It’s a common enough story. The management are running a business well, but the owner has lost their mojo. Maybe they’re cruising, maybe they’re thinking about spending more time with their family – or golf clubs. If you are a manager, the thought is bound to occur to you sooner or later: “I could do a better job.” You might well be right.
Companies such as the AA, Boots, TalkTalk and the plumbing heating arm of builders’ merchant Travis Perkins have all been bought out by their management in recent years. In fact, management buyouts are surprisingly common. Around 15-20 private equity-backed deals are completed every month in the UK. These tend to be at the larger end of the MBO spectrum, suggesting that many smaller deals are also being done.

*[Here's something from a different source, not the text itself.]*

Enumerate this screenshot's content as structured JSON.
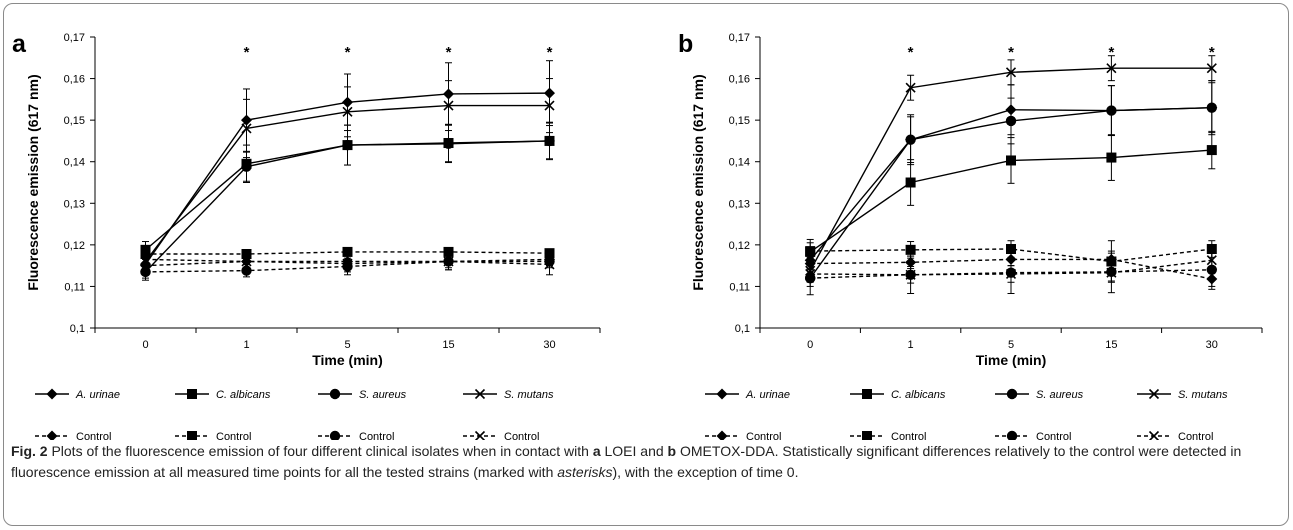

The path to an MBO has many benefits and is a well-trodden one. So is an MBO on the cards for you?
What precisely is an MBO?
The simple answer is that the managers take ownership of a business, but MBOs can come in various flavours and happen for a variety of reasons. Sometimes they are triggered when a large company wants to dispense with a subsidiary. But usually an MBO comes about because the current owner – often the founder – is approaching retirement age or for some other reason wants to sell the business. For many owners, the first option that comes to mind is a trade sale, but this can have drawbacks. They might be worried that a competitor would take the business over and gut it, or mismanage it. Or they might worry that a competitor might express interest, look over the books and confidential information, then decide not to buy.